A state that is considering implementing new programs (e.g., health homes) as a way to address the needs of these groups should also develop expertise in program design. In particular, it should be able to accurately ascertain how well the program complements or fits within its existing managed care strategy (if applicable); focuses on the segments of the population that require enhanced care management; ties incentives directly to measurable outcomes; and ensures that providers have, or are on the path to developing, the ability to manage risk over time.

A private payor that wants to offer coverage for the full range of BH, LTSS, and I/DD services, or for just one of those segments, would need care management capabilities targeted to one or more of the three populations, as well as the tools required to manage a large network of specialized providers. The payor might also have to build the infrastructure required to support the new services (e.g., updated billing and claims systems, new utilization management policies). The extent to which it makes economic sense for a payor to invest in capabilities, tools, and infrastructure will depend on its overall corporate strategy, its Medicare Advantage strategy, the type(s) of additional populations or products it wants to develop, and the number of states it would like to offer the programs in.

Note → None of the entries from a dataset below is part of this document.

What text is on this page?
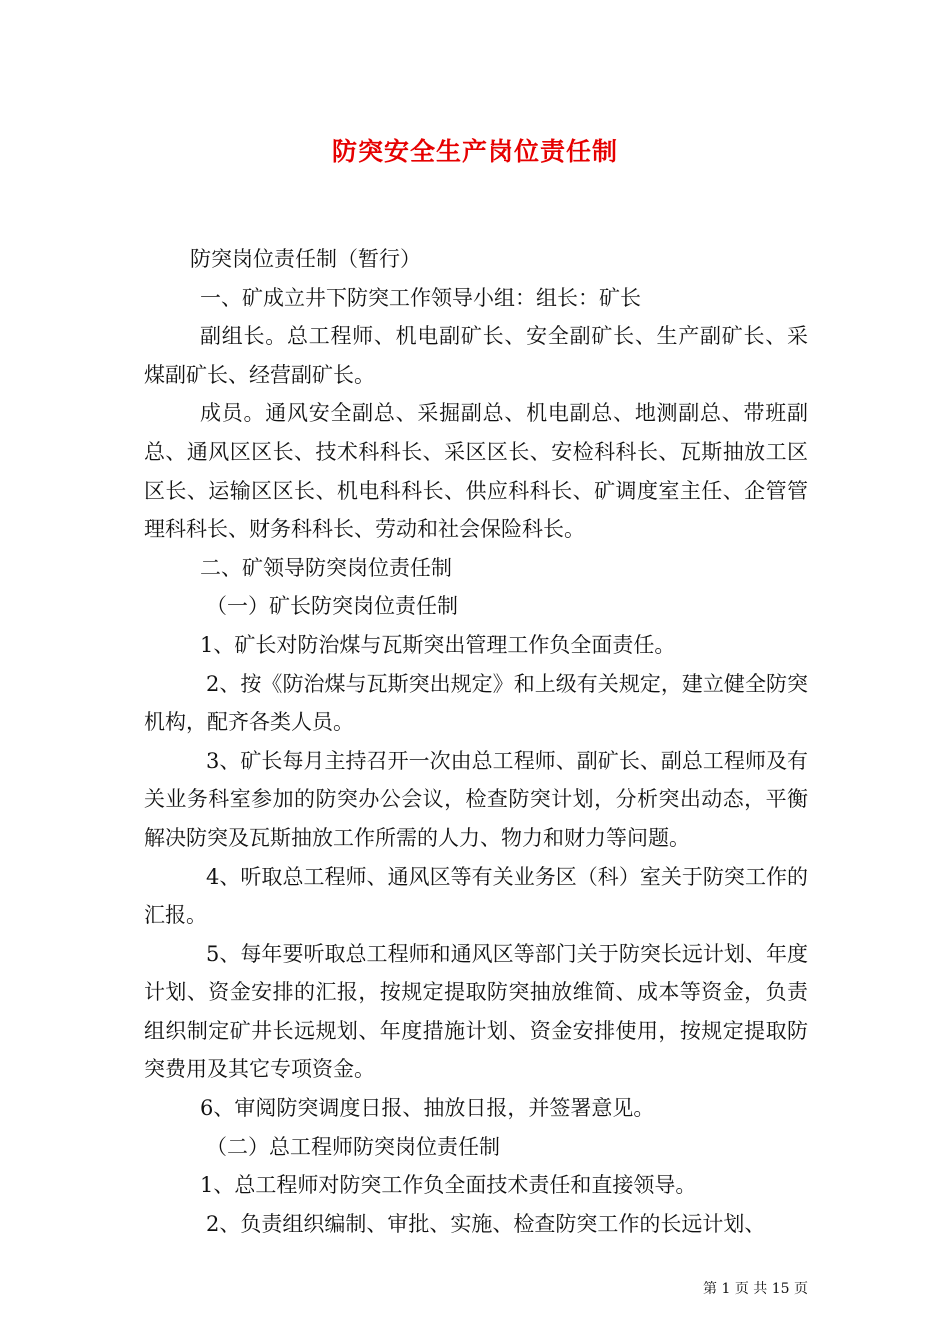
防突安全生产岗位责任制

防突岗位责任制（暂行）

一、矿成立井下防突工作领导小组：组长：矿长

副组长。总工程师、机电副矿长、安全副矿长、生产副矿长、采煤副矿长、经营副矿长。

成员。通风安全副总、采掘副总、机电副总、地测副总、带班副总、通风区区长、技术科科长、采区区长、安检科科长、瓦斯抽放工区区长、运输区区长、机电科科长、供应科科长、矿调度室主任、企管管理科科长、财务科科长、劳动和社会保险科长。

二、矿领导防突岗位责任制

（一）矿长防突岗位责任制

1、矿长对防治煤与瓦斯突出管理工作负全面责任。

2、按《防治煤与瓦斯突出规定》和上级有关规定，建立健全防突机构，配齐各类人员。

3、矿长每月主持召开一次由总工程师、副矿长、副总工程师及有关业务科室参加的防突办公会议，检查防突计划，分析突出动态，平衡解决防突及瓦斯抽放工作所需的人力、物力和财力等问题。

4、听取总工程师、通风区等有关业务区（科）室关于防突工作的汇报。

5、每年要听取总工程师和通风区等部门关于防突长远计划、年度计划、资金安排的汇报，按规定提取防突抽放维简、成本等资金，负责组织制定矿井长远规划、年度措施计划、资金安排使用，按规定提取防突费用及其它专项资金。

6、审阅防突调度日报、抽放日报，并签署意见。

（二）总工程师防突岗位责任制

1、总工程师对防突工作负全面技术责任和直接领导。

2、负责组织编制、审批、实施、检查防突工作的长远计划、

第 1 页 共 15 页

The capabilities a provider would have to consider acquiring depend, in part, on the answers to two questions:

  • Does it wants to be a first mover in more closely integrating care delivery (e.g., a BH provider that integrates with a primary care, an LTSS provider that offers a range of long-term-care services, an acute care provider that wants to increase its ability to control the full spectrum of costs related to a given episode)?
  • Does it need to increase its scale before it can justify investments to improve operational efficiency and adapt to new reimbursement models?

A specialized provider that wants to join forces with an acute care system would have to prove its ability to positively influence the total cost of care or demonstrate strong willingness to learn how to do that. However, a specialized provider that wants to remain independent would require the skill to create a distinctive value proposition, especially if its market became increasingly consolidated and efficient.

Only time will tell whether the evolution of care delivery for individuals needing BH, I/DD, or LTSS services lives up to its promise. Emerging evidence suggests, however, that there is reason to hope.